Drivers heading off island into the rush-hour bottleneck that is William Hilton Parkway got a bit good news Wednesday.
The town of Hilton Head Island is poised to acquire a key piece of property, and if the Planning Commission has its way, the land will be used to widen the parkway.
The town hopes to close this spring on 5.79 acres of heirs property in the Stoney Community between the parkway, Squire Pope Road and the marshes of Jarvis Creek.
The $4 million purchase from the Matthew and Teena Jones Family LLC better positions the town to build an acceleration lane from Squire Pope Road and widen the parkway, town traffic engineer Darrin Shoemaker said.
"It's a bottleneck," Commissioner David Bennett said, describing rush-hour traffic trying to get through the intersection.
In 2008, the town used money from a county-wide 1-percent sales tax to build a third eastbound lane on the parkway. The town also extended a third lane from Old Wild Horse Road to Squire Pope Road.

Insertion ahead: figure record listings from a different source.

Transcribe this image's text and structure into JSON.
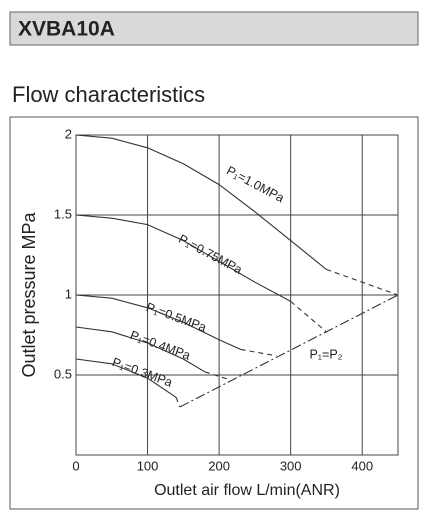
{
  "header": {
    "title": "XVBA10A"
  },
  "section_title": "Flow characteristics",
  "chart_data": {
    "type": "line",
    "xlabel": "Outlet air flow L/min(ANR)",
    "ylabel": "Outlet pressure MPa",
    "xlim": [
      0,
      450
    ],
    "ylim": [
      0,
      2
    ],
    "xticks": [
      0,
      100,
      200,
      300,
      400
    ],
    "yticks": [
      0.5,
      1,
      1.5,
      2
    ],
    "grid": true,
    "color": "#333333",
    "series": [
      {
        "name": "P₁=1.0MPa",
        "x": [
          0,
          50,
          100,
          150,
          200,
          250,
          300,
          350
        ],
        "values": [
          2,
          1.98,
          1.92,
          1.82,
          1.69,
          1.52,
          1.34,
          1.16
        ],
        "dashed_x": [
          350,
          450
        ],
        "dashed_values": [
          1.16,
          1.0
        ]
      },
      {
        "name": "P₁=0.75MPa",
        "x": [
          0,
          50,
          100,
          150,
          200,
          250,
          300
        ],
        "values": [
          1.5,
          1.48,
          1.44,
          1.34,
          1.21,
          1.08,
          0.96
        ],
        "dashed_x": [
          300,
          350
        ],
        "dashed_values": [
          0.96,
          0.77
        ]
      },
      {
        "name": "P₁=0.5MPa",
        "x": [
          0,
          50,
          100,
          150,
          200,
          230
        ],
        "values": [
          1.0,
          0.98,
          0.92,
          0.83,
          0.72,
          0.66
        ],
        "dashed_x": [
          230,
          280
        ],
        "dashed_values": [
          0.66,
          0.62
        ]
      },
      {
        "name": "P₁=0.4MPa",
        "x": [
          0,
          50,
          100,
          150,
          180
        ],
        "values": [
          0.8,
          0.77,
          0.7,
          0.6,
          0.52
        ],
        "dashed_x": [
          180,
          215
        ],
        "dashed_values": [
          0.52,
          0.47
        ]
      },
      {
        "name": "P₁=0.3MPa",
        "x": [
          0,
          50,
          100,
          140
        ],
        "values": [
          0.6,
          0.57,
          0.48,
          0.36
        ],
        "dashed_x": [
          140,
          145
        ],
        "dashed_values": [
          0.36,
          0.3
        ]
      },
      {
        "name": "P₁=P₂",
        "style": "dashdot",
        "x": [
          145,
          450
        ],
        "values": [
          0.3,
          1.0
        ]
      }
    ]
  }
}
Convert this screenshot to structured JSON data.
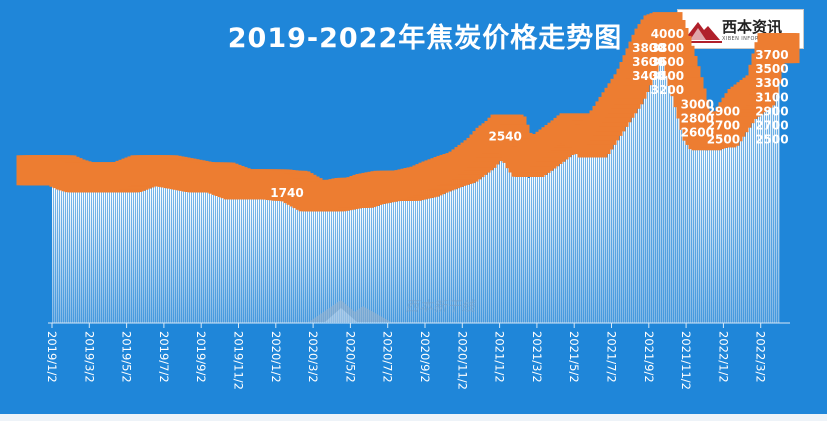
{
  "title": "2019-2022年焦炭价格走势图",
  "logo": {
    "text": "西本资讯",
    "subtext": "XIBEN INFORMATION",
    "icon": "mountain-logo-icon"
  },
  "watermark": {
    "text": "西本新干线",
    "icon": "mountain-logo-icon"
  },
  "colors": {
    "background": "#1f86d9",
    "bar_top": "#ffffff",
    "bar_bottom": "#7eb6e6",
    "label_fill": "#ed7d31",
    "label_text": "#ffffff"
  },
  "chart_data": {
    "type": "bar",
    "title": "2019-2022年焦炭价格走势图",
    "xlabel": "",
    "ylabel": "",
    "ylim": [
      0,
      4200
    ],
    "grid": false,
    "tick_labels": [
      "2019/1/2",
      "2019/3/2",
      "2019/5/2",
      "2019/7/2",
      "2019/9/2",
      "2019/11/2",
      "2020/1/2",
      "2020/3/2",
      "2020/5/2",
      "2020/7/2",
      "2020/9/2",
      "2020/11/2",
      "2021/1/2",
      "2021/3/2",
      "2021/5/2",
      "2021/7/2",
      "2021/9/2",
      "2021/11/2",
      "2022/1/2",
      "2022/3/2"
    ],
    "visible_labels": [
      {
        "month": 12.6,
        "label": "1740"
      },
      {
        "month": 24.3,
        "label": "2540"
      },
      {
        "month": 33.0,
        "label": "4000"
      },
      {
        "month": 33.0,
        "label": "3800"
      },
      {
        "month": 32.0,
        "label": "3800"
      },
      {
        "month": 33.0,
        "label": "3600"
      },
      {
        "month": 32.0,
        "label": "3600"
      },
      {
        "month": 33.0,
        "label": "3400"
      },
      {
        "month": 32.0,
        "label": "3400"
      },
      {
        "month": 33.0,
        "label": "3200"
      },
      {
        "month": 34.6,
        "label": "3000"
      },
      {
        "month": 34.6,
        "label": "2800"
      },
      {
        "month": 34.6,
        "label": "2600"
      },
      {
        "month": 36.0,
        "label": "2900"
      },
      {
        "month": 36.0,
        "label": "2700"
      },
      {
        "month": 36.0,
        "label": "2500"
      },
      {
        "month": 38.6,
        "label": "3700"
      },
      {
        "month": 38.6,
        "label": "3500"
      },
      {
        "month": 38.6,
        "label": "3300"
      },
      {
        "month": 38.6,
        "label": "3100"
      },
      {
        "month": 38.6,
        "label": "2900"
      },
      {
        "month": 38.6,
        "label": "2700"
      },
      {
        "month": 38.6,
        "label": "2500"
      }
    ],
    "series": [
      {
        "values": [
          [
            0,
            1960
          ],
          [
            0.5,
            1960
          ],
          [
            1,
            1900
          ],
          [
            1.5,
            1860
          ],
          [
            2,
            1860
          ],
          [
            3,
            1860
          ],
          [
            4,
            1860
          ],
          [
            5,
            1960
          ],
          [
            6,
            1960
          ],
          [
            7,
            1910
          ],
          [
            8,
            1860
          ],
          [
            9,
            1860
          ],
          [
            10,
            1760
          ],
          [
            11,
            1760
          ],
          [
            12,
            1760
          ],
          [
            12.6,
            1740
          ],
          [
            13,
            1740
          ],
          [
            14,
            1590
          ],
          [
            15,
            1590
          ],
          [
            16,
            1640
          ],
          [
            16.5,
            1640
          ],
          [
            17,
            1690
          ],
          [
            18,
            1740
          ],
          [
            19,
            1740
          ],
          [
            20,
            1800
          ],
          [
            20.5,
            1860
          ],
          [
            21,
            1910
          ],
          [
            21.5,
            1960
          ],
          [
            22,
            2000
          ],
          [
            22.5,
            2100
          ],
          [
            23,
            2200
          ],
          [
            23.5,
            2350
          ],
          [
            24,
            2450
          ],
          [
            24.3,
            2540
          ],
          [
            24.6,
            2540
          ],
          [
            25,
            2250
          ],
          [
            25.5,
            2060
          ],
          [
            26,
            2150
          ],
          [
            26.5,
            2250
          ],
          [
            27,
            2350
          ],
          [
            27.5,
            2450
          ],
          [
            28,
            2560
          ],
          [
            28.5,
            2500
          ],
          [
            29,
            2350
          ],
          [
            29.5,
            2550
          ],
          [
            30,
            2750
          ],
          [
            30.5,
            2950
          ],
          [
            31,
            3150
          ],
          [
            31.5,
            3450
          ],
          [
            32,
            3750
          ],
          [
            32.5,
            3950
          ],
          [
            33,
            4000
          ],
          [
            33.5,
            3650
          ],
          [
            34,
            3200
          ],
          [
            34.6,
            2600
          ],
          [
            35,
            2450
          ],
          [
            35.5,
            2500
          ],
          [
            36,
            2500
          ],
          [
            36.5,
            2700
          ],
          [
            37,
            2900
          ],
          [
            37.5,
            3000
          ],
          [
            38,
            3100
          ],
          [
            38.6,
            3700
          ],
          [
            39,
            3700
          ]
        ]
      }
    ]
  }
}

But plans to extend the lane west of the intersection as a corresponding "off-island" lane were scrapped after residents along that stretch objected.
The about $1.7 million project improved the flow of traffic on-island during peak morning hours, but not off-island during the afternoon, according to annual town traffic data presented to the commission Wednesday.
The intersection has failed for more than a decade to meet town performance goals, Shoemaker said.
"Town leaders determined the impacts to residential neighborhoods were too great to proceed in 2008," he said. He said those impacts were "substantially less now" with the purchase of the property.Overall, traffic fell more than 6 percent this summer over last. Shoemaker attributed the decrease partially to the way the data was collected. Last year the information was taken over three days as opposed to one day -- June 7 -- this year.
An increasing number of residents and visitors are also leaving their cars at home and hopping on a bike during the summer, he said.
Shoemaker cautioned commissioners from reading too much into the numbers.
"It's risky to make broad generalizations" based on a narrow sample, he said.